In Henry Corbin and Ibn Sīnā: Epistemology, Hermeneutics, and the Imaginal World, Kamaruzzaman Bustamam Ahmad examines Corbin’s attempt to recover dimensions of Ibn Sīnā’s thought that are often overlooked: symbolic narration, visionary philosophy, intellectual experience, and the relationship between knowledge and transformation.
This volume explores a central philosophical question:
Is knowing merely the construction of concepts, or is it also a transformation of the one who knows?
Through a careful engagement with Corbin’s interpretation of Avicennian philosophy, this book investigates:
• the limits of reading Ibn Sīnā only through rationalist frameworks;
• Corbin’s hermeneutical approach to Islamic philosophy;
• the philosophical significance of Avicennian visionary narratives;
• the role of imagination and symbolic language in human understanding;
• knowledge as participation rather than mere representation;
• the relationship between philosophy, existence, and self-transformation.
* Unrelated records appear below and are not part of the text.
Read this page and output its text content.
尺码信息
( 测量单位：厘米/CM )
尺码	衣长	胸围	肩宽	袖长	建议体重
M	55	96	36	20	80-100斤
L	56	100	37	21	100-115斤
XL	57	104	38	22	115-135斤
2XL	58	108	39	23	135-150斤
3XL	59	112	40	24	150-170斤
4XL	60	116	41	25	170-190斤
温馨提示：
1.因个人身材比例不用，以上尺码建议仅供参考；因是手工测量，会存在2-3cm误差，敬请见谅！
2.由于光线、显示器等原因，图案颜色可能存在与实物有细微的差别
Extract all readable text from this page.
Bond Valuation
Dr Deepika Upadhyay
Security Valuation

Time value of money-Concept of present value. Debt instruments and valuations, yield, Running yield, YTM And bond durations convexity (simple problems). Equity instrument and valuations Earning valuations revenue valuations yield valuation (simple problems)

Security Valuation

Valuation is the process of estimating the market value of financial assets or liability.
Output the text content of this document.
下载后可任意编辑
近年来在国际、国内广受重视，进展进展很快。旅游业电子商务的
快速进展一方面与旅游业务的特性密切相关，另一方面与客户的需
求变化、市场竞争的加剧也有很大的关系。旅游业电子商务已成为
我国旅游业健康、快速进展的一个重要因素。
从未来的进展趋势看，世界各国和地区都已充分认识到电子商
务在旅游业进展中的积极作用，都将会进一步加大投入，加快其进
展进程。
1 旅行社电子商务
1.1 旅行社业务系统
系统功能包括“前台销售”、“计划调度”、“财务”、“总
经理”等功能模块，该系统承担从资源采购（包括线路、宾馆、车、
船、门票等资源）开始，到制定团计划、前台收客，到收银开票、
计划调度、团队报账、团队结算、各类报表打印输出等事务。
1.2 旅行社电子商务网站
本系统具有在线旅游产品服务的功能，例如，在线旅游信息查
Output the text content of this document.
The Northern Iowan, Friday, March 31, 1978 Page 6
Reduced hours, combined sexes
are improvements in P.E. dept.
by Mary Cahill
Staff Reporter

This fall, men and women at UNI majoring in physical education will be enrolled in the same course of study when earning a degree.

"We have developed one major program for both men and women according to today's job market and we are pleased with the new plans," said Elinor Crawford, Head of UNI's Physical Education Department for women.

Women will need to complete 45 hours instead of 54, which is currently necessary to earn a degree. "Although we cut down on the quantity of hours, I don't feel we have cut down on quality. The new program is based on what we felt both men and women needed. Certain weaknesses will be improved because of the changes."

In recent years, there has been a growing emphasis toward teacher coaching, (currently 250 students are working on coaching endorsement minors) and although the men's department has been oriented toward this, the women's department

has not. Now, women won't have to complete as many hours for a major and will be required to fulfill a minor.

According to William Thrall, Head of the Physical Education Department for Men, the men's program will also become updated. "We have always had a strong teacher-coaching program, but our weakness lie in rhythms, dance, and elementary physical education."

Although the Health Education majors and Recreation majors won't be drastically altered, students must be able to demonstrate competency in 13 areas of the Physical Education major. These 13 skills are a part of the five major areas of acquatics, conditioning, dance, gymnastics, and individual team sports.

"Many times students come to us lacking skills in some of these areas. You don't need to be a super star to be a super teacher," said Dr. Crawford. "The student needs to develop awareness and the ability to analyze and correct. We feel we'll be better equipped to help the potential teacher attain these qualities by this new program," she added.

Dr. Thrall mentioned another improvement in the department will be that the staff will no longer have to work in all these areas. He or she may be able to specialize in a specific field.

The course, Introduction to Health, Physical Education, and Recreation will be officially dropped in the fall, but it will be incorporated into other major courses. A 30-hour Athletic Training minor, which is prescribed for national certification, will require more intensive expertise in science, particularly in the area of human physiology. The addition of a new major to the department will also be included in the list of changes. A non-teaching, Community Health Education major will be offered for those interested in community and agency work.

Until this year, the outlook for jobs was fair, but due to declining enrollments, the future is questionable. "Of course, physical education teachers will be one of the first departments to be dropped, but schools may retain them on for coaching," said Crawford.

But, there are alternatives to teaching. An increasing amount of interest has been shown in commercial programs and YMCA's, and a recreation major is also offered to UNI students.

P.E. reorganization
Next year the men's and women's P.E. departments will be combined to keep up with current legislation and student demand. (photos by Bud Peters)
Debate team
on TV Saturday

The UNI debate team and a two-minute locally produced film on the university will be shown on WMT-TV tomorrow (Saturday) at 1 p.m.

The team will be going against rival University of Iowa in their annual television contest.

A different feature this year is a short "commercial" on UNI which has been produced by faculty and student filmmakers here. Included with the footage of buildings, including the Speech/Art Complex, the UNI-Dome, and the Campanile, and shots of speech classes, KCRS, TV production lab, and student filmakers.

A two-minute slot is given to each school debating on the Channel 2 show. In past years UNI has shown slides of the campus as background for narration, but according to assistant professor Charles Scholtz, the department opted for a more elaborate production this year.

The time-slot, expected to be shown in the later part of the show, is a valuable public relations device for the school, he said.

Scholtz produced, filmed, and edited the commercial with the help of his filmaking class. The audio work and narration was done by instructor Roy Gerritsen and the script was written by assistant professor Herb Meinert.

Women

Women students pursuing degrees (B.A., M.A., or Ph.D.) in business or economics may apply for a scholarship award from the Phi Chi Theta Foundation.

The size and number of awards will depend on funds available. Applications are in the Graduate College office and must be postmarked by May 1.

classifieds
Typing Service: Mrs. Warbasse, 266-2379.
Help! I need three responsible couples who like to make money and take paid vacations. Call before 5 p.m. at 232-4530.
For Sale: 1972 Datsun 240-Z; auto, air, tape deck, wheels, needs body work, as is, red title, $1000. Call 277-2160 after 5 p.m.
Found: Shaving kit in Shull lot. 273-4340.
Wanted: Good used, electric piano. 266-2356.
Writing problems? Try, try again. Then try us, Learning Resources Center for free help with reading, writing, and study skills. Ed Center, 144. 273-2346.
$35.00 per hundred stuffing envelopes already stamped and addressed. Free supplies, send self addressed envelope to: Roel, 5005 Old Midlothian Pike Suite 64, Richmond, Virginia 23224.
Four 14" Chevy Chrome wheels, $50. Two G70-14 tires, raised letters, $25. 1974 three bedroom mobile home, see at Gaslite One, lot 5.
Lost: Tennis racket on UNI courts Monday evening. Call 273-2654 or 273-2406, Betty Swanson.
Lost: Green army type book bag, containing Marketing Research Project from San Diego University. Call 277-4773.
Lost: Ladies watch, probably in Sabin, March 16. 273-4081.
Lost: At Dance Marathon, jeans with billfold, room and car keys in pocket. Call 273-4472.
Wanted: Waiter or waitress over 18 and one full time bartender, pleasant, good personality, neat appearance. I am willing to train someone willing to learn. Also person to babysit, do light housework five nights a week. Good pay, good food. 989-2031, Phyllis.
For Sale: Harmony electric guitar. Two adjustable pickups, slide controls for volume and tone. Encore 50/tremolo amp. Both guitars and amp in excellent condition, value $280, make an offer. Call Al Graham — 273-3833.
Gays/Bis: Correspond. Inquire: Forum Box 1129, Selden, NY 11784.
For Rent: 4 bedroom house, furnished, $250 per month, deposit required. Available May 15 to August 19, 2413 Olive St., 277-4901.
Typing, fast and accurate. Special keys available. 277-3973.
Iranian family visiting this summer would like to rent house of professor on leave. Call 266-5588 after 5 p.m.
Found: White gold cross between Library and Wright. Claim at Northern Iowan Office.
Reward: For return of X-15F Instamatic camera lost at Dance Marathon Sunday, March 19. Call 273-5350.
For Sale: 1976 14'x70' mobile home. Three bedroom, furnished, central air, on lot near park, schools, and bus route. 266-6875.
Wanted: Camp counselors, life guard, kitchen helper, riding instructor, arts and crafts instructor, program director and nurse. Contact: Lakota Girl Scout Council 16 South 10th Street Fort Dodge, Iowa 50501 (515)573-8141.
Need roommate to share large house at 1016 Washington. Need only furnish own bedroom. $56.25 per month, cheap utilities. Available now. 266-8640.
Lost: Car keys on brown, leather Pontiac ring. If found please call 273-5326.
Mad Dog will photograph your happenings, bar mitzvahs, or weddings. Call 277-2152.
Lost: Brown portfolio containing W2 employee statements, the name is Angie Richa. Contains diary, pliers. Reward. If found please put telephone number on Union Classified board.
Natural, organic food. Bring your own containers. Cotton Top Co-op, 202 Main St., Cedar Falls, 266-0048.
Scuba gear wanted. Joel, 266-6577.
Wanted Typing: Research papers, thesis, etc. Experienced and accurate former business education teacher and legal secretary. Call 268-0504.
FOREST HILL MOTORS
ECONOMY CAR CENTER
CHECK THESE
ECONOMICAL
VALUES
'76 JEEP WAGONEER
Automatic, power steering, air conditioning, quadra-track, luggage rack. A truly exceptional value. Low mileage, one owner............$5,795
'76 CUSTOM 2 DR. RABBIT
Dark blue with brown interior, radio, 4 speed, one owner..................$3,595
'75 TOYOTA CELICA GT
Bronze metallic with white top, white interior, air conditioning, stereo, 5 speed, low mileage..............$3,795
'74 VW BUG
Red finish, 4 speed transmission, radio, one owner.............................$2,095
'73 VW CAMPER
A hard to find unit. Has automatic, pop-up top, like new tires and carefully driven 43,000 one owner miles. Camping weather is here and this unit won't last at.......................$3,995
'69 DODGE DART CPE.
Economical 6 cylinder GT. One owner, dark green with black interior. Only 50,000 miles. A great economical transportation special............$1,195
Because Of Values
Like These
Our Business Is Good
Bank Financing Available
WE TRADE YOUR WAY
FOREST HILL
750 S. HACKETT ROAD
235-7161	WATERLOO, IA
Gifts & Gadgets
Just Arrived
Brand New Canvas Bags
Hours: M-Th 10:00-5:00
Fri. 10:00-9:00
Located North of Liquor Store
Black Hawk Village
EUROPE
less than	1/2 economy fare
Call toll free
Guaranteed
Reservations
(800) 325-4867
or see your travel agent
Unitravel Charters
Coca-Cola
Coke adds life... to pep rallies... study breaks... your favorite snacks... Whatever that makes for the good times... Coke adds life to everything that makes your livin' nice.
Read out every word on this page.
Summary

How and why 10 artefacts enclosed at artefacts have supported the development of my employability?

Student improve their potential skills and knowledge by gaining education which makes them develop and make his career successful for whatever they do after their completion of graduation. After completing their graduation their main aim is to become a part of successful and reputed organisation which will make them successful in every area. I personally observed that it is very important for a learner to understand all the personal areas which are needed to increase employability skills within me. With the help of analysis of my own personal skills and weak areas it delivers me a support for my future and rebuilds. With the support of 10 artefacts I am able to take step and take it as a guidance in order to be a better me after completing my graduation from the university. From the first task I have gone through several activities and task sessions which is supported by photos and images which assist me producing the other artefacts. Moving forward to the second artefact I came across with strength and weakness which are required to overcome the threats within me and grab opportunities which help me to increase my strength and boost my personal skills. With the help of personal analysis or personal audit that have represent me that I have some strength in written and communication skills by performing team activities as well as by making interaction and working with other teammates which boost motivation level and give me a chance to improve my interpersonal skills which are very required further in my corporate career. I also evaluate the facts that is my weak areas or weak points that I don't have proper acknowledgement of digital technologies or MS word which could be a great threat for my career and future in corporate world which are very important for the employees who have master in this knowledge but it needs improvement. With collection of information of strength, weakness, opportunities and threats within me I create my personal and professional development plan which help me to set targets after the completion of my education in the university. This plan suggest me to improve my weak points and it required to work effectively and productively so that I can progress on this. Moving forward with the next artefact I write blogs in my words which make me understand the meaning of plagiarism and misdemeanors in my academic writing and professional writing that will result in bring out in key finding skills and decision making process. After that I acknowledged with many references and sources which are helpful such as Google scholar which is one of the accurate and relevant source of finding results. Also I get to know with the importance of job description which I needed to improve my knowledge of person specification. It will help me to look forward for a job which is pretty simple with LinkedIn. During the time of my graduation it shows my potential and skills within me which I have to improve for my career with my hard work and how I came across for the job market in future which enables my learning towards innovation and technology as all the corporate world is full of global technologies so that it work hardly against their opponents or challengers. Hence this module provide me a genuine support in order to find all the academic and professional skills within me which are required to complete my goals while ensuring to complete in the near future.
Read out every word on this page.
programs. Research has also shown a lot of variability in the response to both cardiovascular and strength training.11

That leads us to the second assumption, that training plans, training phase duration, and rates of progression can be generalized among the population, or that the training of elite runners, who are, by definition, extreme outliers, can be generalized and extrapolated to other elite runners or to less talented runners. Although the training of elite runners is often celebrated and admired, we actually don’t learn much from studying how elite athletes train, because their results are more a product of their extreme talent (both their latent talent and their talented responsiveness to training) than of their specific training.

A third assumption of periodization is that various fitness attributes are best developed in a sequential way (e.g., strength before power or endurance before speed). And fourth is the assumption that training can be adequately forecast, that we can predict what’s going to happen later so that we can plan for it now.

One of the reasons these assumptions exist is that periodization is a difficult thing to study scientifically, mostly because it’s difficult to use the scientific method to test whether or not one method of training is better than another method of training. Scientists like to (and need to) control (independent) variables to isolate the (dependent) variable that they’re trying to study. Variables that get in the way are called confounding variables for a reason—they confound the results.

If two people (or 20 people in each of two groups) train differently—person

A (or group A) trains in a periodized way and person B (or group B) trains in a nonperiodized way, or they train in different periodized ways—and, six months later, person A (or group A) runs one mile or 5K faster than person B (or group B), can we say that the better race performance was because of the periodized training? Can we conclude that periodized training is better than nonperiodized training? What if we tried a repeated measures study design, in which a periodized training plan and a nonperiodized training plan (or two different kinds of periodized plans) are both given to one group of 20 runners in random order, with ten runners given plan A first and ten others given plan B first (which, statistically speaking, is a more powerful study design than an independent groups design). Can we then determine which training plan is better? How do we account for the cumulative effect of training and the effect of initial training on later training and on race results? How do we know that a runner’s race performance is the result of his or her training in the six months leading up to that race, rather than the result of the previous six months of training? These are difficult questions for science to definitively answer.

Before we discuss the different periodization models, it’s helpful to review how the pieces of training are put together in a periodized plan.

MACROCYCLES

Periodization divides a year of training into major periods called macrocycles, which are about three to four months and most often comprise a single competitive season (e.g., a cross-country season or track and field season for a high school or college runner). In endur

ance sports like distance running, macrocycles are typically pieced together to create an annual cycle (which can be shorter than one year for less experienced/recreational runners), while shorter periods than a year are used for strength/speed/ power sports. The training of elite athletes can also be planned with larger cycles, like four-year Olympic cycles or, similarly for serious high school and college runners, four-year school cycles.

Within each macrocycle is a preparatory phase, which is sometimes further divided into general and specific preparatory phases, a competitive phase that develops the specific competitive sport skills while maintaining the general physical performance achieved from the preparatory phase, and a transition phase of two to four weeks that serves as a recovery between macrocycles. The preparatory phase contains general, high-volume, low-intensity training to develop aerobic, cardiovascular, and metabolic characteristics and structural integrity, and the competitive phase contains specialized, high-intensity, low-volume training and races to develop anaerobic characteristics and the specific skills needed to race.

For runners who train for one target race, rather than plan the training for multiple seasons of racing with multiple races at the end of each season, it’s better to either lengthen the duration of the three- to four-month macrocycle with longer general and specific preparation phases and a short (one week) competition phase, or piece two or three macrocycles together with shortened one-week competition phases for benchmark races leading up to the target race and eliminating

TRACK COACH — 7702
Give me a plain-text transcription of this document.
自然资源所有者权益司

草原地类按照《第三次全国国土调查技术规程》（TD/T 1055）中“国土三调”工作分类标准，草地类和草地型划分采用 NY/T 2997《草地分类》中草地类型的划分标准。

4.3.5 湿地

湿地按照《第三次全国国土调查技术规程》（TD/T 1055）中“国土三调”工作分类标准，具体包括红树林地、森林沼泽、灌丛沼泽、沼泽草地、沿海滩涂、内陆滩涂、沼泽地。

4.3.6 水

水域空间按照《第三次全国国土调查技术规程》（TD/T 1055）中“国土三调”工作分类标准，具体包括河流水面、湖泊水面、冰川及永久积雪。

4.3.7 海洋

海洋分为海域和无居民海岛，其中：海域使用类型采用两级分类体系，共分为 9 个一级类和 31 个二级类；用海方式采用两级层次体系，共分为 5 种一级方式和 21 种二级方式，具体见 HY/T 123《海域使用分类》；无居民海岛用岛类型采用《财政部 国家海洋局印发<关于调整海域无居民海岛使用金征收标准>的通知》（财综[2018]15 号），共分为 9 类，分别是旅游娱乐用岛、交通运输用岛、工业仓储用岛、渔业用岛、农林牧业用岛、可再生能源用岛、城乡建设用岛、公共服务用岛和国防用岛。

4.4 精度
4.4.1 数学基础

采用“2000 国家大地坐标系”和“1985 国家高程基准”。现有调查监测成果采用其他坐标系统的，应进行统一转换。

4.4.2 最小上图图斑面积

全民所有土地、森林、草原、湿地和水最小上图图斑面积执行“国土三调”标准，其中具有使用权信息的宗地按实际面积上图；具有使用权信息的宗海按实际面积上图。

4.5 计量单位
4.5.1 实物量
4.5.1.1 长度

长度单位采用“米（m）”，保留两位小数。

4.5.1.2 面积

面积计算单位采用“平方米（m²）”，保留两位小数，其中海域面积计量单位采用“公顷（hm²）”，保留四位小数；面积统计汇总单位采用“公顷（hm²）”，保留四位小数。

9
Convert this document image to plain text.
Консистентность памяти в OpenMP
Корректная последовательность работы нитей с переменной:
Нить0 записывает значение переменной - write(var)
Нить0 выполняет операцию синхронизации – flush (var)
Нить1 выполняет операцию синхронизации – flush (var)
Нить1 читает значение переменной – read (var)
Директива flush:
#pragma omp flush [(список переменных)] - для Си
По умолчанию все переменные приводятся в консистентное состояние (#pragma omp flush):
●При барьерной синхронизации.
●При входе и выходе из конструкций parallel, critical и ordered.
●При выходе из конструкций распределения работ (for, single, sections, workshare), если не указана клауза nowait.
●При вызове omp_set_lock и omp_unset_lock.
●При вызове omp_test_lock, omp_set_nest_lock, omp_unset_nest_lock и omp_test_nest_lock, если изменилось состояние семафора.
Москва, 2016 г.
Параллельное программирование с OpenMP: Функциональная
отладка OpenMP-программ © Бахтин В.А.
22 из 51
Rather than opposing reason and imagination, this study shows how Corbin’s reading invites a broader understanding of philosophical inquiry—one where rational analysis, symbolic meaning, and existential experience interact.
As the tenth volume of the Henry Corbin Studies series published by KBA13 Insight, this book continues a larger intellectual exploration of Corbin’s philosophical legacy and his dialogue with major figures in Islamic and Western thought.
Written for students, scholars, and readers interested in Islamic philosophy, comparative philosophy, religious studies, and the history of ideas, this work offers a reflective journey into one of the most fascinating encounters in modern philosophical interpretation:
Henry Corbin reading Ibn Sīnā—and the rediscovery of philosophy as a search for both knowledge and being.